Seven years ago, the Electronic Literature Organization was founded “to promote and facilitate the writing, publishing, and reading of electronic literature.” Yesterday marked a major milestone in the pursuit of the “reading” portion of this mission as ELO released the first volume of the Electronic Literature Collection, a wide-ranging anthology of 60 digital literary texts in a variety of styles and formats, from hypertext to Flash poetry. Now, for the first time, all are made easily accessible over the web or on a free CD-ROM, both published under a Creative Commons license.
The contents — selected by N. Katherine Hayles, Nick Montfort, Scott Rettberg and Stephanie Strickland — range from 1994 to the present, but are stacked pretty heavily on this side of Y2K. Perhaps this is due to the difficulty of converting older formats to the web, or rights difficulties with electronic publishers like Eastgate. Regardless, this is a valuable contribution and ELO is to be commended for making such a conscious effort to reach out to educators (they’ll send a free CD to anyone who wants to teach this stuff in a class). Hopefully volume two will delve deeper into the early days of hypertext.

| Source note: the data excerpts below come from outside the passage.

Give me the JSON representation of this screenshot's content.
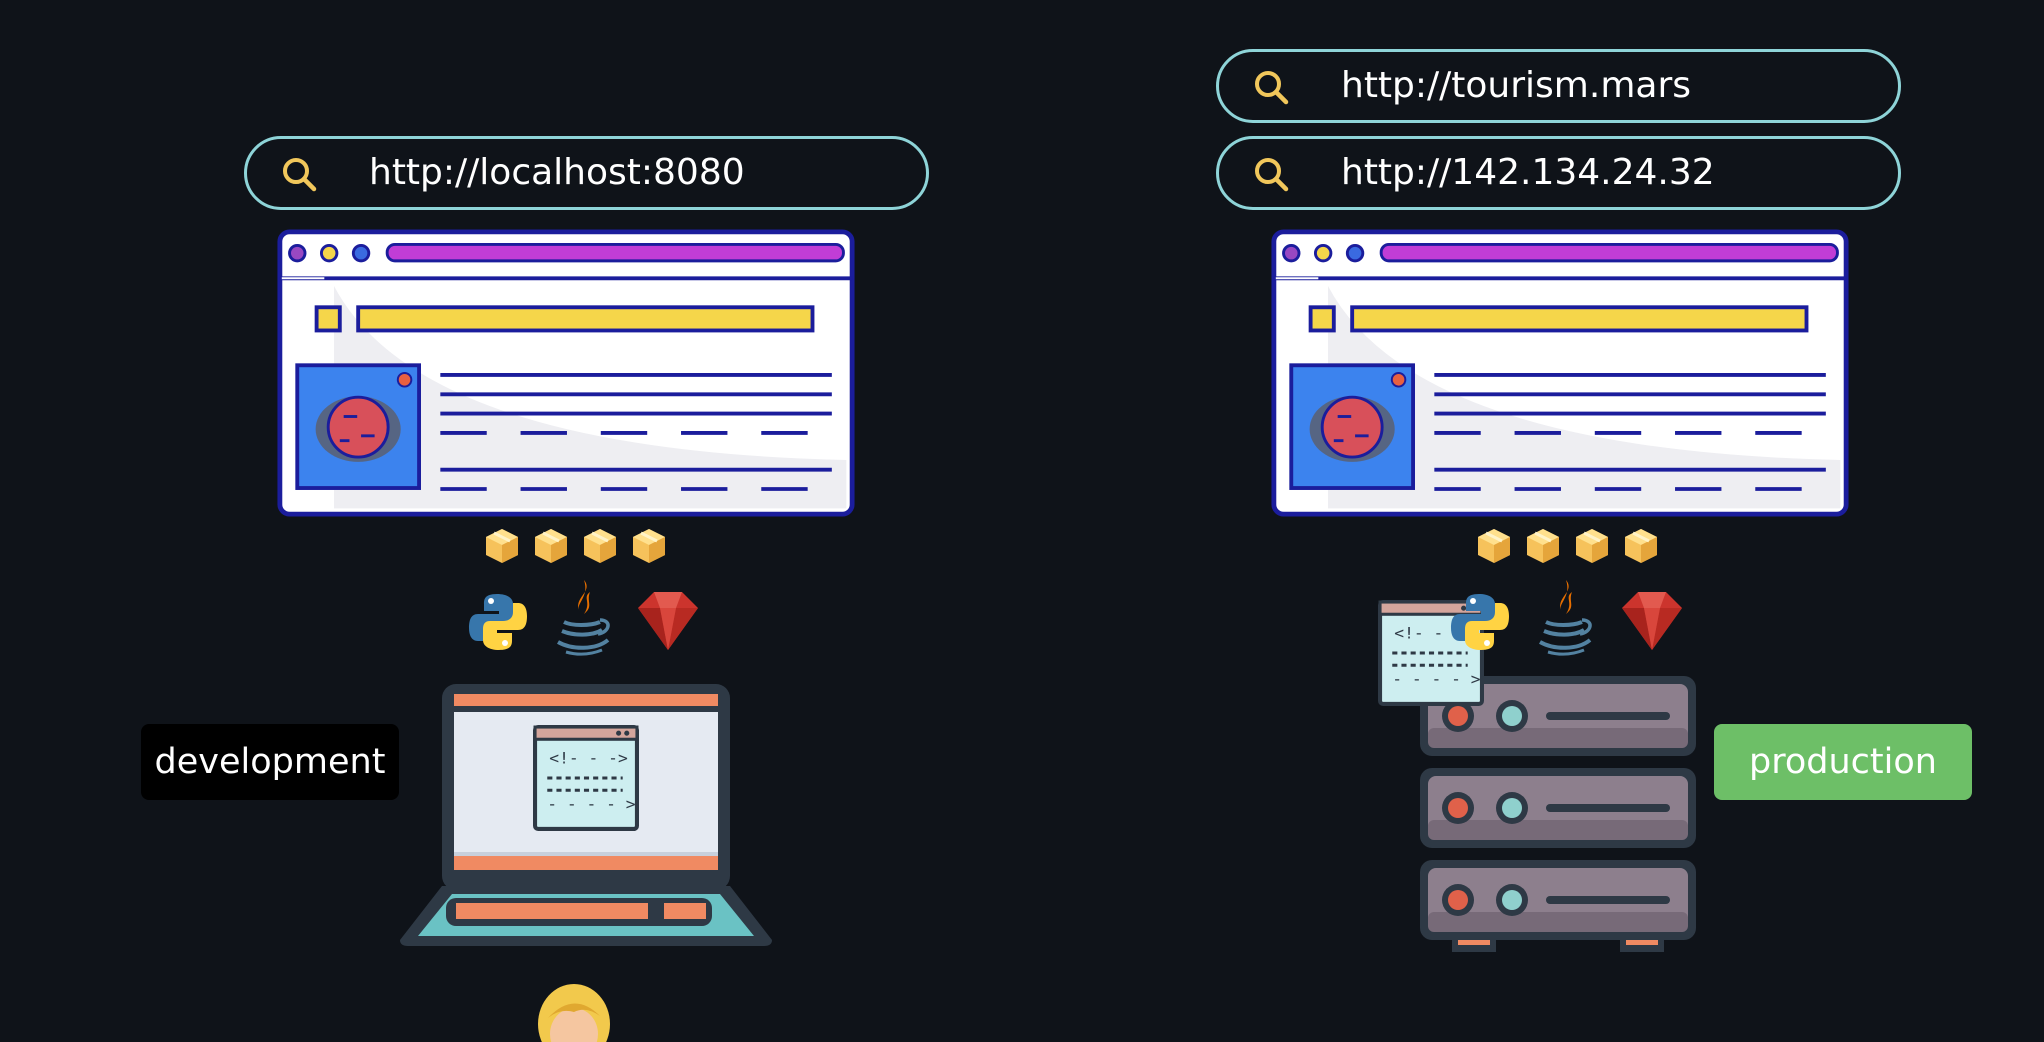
{
  "left": {
    "url": "http://localhost:8080",
    "env_label": "development"
  },
  "right": {
    "urls": [
      "http://tourism.mars",
      "http://142.134.24.32"
    ],
    "env_label": "production"
  },
  "colors": {
    "background": "#0f1319",
    "urlbar_border": "#8ed4d8",
    "search_icon": "#f1c75b",
    "browser_accent": "#c13dd6",
    "browser_outline": "#1b1d9c",
    "yellow_bar": "#f5d64a",
    "development_badge": "#000000",
    "production_badge": "#6dbf67",
    "server": "#8d7f8d",
    "laptop": "#2e3945"
  },
  "icons": {
    "language_icons": [
      "python-icon",
      "java-icon",
      "ruby-icon"
    ],
    "package_icon": "package-box-icon",
    "search_icon": "search-icon",
    "person": "person-emoji",
    "machines": [
      "laptop-icon",
      "server-rack-icon"
    ]
  }
}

This outreach effort in some ways implicitly acknowledges that this sort of literature never really found a wider audience, (unless you consider video games to be the new literature, in which case you might have a bone to pick with this anthology). Arguments have raged over why this is so, looking variously to the perishability of formats in a culture of constant system upgrades to more conceptual concerns about non-linear narrative. But whether e-literature fan or skeptic, this new collection should be welcomed as a gift. Bringing these texts back into the light will hopefully help to ground conversations about electronic reading and writing, and may inspire new phases of experimentation.